4.8. Time to onset of infliximab and adalimumab associated AEs
We found that the median TTO of ADA-related AEs was shorter than that of IFX-related AEs (79 vs. 398 days). Moreover, the majority of ADA-related AEs occurred within 90 days (N = 818, 52.84%). This may be due to the fact that ADA was self-administered via subcutaneous injection, and the most common AEs were related to ISRs. In addition, the number of ADA-related AEs in the 'general disorders and administration site conditions' SOC was significantly higher than that of IFX-related AEs, with 2,540 versus 986 reports, respectively. According to our data, there is a slow but steady decrease in the risk of AEs happening over an extended period for both IFX and ADA. For ADA, it's important to take note that the majority of AEs were seen shortly after administration, typically within the first three months. As for IFX, it has been observed that a significant 61.47% of AEs occurred after the first year of treatment.
4.9. Limitations
Our research has several limitations. First, the FAERS database is derived from spontaneous reporting, and the sources are relatively complex, some data lack much information, and some AE reports may be arbitrary and biased, potentially leading to reporting bias and underreporting. Second, although ROR and PRR methods are frequently utilized and easily understood data mining techniques in pharmacovigilance, they may inevitably generate some false positive signals. Third, data mining techniques cannot confirm the causal relationship between the target drug and the target AE. Furthermore, incidence cannot be accurately calculated using spontaneous reporting data.

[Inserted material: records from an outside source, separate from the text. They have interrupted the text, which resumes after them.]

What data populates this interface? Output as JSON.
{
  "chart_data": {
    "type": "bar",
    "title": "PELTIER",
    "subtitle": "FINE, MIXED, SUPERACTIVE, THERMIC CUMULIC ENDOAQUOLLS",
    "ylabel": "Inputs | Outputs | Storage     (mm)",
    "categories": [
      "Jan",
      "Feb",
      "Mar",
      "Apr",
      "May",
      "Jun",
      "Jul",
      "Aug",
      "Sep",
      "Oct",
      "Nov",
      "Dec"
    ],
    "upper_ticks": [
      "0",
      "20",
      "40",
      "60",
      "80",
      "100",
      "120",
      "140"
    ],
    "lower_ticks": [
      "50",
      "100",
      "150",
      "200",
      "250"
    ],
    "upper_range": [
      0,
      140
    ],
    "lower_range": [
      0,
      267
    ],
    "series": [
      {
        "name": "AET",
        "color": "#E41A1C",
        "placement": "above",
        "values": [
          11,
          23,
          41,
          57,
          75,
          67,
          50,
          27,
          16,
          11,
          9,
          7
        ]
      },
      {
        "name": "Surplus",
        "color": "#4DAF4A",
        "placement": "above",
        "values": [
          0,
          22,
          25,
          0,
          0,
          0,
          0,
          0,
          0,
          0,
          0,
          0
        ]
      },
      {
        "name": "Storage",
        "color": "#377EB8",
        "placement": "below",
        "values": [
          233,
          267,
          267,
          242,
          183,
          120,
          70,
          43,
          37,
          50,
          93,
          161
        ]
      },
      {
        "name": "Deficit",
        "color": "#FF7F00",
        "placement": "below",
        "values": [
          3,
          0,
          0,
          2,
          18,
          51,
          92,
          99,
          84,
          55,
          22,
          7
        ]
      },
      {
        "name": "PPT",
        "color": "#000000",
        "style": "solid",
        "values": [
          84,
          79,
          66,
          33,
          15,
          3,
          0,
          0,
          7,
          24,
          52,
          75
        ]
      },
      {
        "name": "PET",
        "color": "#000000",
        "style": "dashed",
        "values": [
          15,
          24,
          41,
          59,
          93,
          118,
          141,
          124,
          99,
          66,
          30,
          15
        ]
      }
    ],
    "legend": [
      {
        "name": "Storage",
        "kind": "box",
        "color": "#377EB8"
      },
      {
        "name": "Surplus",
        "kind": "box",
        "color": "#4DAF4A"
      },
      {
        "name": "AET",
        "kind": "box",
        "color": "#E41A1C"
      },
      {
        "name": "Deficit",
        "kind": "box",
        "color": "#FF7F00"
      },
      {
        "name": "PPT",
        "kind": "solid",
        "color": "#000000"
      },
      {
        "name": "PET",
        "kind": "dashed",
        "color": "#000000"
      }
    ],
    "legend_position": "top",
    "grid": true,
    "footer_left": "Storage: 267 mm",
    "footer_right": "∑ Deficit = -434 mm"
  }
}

Additionally, controlling for confounding factors is challenging, such as a patient's clinical condition, comorbidities, concomitant medications, and other potential factors, all of which can influence the occurrence of AEs. Despite these limitations, our study thoroughly documented and assessed the safety of post-marketing use of IFX and ADA for pediatric IBD patients, based on the largest sample from a real-world database so far.